Carlos B Fernández. El Pleno del Consejo de Estado ha emitido dictamen sobre el contenido del Anteproyecto de Ley Orgánica de Protección de Datos (LA LEY 10264/2017), aprobado por el Consejo de Ministros del pasado día 24 de julio, y de cuyo contenido ya dimos cuenta ese mismo mes.
En su informe, el alto órgano consultivo realiza una serie de observaciones, que considera “esenciales”, junto con otras consideraciones diversas a múltiples preceptos.
En concreto, los preceptos sobre los que realiza consideraciones “esenciales” son los siguientes: 5; 9.3; 13; 14; 20; 21; 22; 26; 35; 39; 49; 53 y 56.
Presentamos a continuación las principales modificaciones que propone para el texto del Anteproyecto.
Del Título II. Principios de protección de datos
- Artículo 5. Presunción de exactitud
Este artículo del Anteproyecto desarrolla el contenido del principio de exactitud consagrado en el artículo 5.1.d) del RGPDl, estableciendo a tal efecto la presunción de que son exactos y actualizados “los datos obtenidos directamente del afectado” (apartado 1), “del intermediario o mediador que recoja en nombre propio los datos para su transmisión al responsable”, cuando así proceda (apartado 2), o “de otro responsable en virtud del ejercicio por el afectado del derecho a la portabilidad” (apartado 3).
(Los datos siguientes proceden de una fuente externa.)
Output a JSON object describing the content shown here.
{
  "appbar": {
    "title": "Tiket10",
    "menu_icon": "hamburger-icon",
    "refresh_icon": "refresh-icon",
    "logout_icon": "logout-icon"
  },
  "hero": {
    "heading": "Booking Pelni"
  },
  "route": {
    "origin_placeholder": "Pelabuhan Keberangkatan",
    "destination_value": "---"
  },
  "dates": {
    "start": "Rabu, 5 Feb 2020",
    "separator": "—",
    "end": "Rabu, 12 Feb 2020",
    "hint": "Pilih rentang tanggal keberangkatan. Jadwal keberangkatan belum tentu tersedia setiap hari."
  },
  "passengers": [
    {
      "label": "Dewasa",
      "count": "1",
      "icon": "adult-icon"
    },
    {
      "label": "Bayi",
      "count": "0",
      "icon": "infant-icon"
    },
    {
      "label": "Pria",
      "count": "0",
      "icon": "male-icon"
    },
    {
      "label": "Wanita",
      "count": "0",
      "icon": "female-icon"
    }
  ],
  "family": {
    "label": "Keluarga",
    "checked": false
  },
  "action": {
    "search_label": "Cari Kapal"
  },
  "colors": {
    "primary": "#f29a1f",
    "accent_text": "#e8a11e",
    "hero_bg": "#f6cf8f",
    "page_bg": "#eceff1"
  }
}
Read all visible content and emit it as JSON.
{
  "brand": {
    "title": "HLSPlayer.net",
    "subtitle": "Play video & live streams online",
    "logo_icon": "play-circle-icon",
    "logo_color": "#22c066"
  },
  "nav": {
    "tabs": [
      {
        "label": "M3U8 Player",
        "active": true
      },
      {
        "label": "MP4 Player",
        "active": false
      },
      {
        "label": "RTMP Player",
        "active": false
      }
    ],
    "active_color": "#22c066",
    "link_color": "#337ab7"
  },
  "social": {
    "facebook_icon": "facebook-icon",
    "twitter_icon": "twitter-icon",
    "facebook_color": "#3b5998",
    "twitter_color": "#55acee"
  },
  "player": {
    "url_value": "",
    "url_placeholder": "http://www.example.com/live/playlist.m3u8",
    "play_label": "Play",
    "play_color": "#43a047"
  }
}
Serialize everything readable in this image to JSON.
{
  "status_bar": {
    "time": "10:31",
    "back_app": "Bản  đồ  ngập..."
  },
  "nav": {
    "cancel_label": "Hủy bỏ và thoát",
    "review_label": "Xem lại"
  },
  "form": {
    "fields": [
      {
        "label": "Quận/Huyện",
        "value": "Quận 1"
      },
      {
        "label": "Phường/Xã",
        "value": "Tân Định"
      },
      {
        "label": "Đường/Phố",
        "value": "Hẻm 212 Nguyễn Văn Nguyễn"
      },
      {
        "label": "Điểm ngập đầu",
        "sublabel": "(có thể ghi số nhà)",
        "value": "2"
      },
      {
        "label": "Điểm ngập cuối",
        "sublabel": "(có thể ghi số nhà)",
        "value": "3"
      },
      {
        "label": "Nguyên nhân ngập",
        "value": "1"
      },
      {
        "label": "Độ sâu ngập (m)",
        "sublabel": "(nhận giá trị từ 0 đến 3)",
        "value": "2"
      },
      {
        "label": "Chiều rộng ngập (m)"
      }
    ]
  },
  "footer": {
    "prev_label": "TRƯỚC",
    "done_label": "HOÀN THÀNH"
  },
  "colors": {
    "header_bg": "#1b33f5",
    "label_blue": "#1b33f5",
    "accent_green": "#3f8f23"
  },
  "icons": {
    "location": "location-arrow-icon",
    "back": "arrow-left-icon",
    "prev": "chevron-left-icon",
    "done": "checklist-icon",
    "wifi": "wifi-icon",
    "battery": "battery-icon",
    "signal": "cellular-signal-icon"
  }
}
Y sobre este precepto el Consejo de Estado considera que “En ausencia de una habilitación expresa a los Estados miembros para el desarrollo del referido principio de exactitud, ha de concluirse que la regulación anteproyectada va más allá de lo previsto en el Reglamento comunitario”.
Ahora bien, añade, dato que “tal y como ha explicado la Agencia Española de Protección de Datos, la razón de ser de este precepto radica en evitar que recaiga sobre el responsable del tratamiento la probatio diabolica de acreditar la exactitud de datos que ha recibido del propio afectado o incluso de otro responsable en caso de ejercicio del derecho a la portabilidad de los datos”, el Consejo considera “conveniente incluir en el Anteproyecto una previsión en el sentido indicado, pero, para ser respetuosa con los límites de intervención de los Estados miembros marcados por el Reglamento, tal disposición no puede revestir, como en el texto sometido a dictamen, la forma de una “presunción de exactitud” contraria al artículo 5.1.d), y en todo caso debe preservar la responsabilidad proactiva del responsable del tratamiento”.
A estos efectos, podría reemplazarse la presunción por la frase “no será imputable al responsable la inexactitud”, como propone la Agencia, pero ello debe además completarse con una cláusula de salvaguarda sobre la eventual responsabilidad del responsable en caso de no haber actuado con la diligencia mínima la comprobación de los datos que le exige el artículo 5.1.d). En otro caso, la redacción del Anteproyecto continuaría excediendo en este punto los límites de ese precepto y del apartado 2 del artículo 5 del Reglamento general.“
Por ello propone una redacción alternativa al artículo 5.1, que también debería afectar a los otros dos apartados del artículo.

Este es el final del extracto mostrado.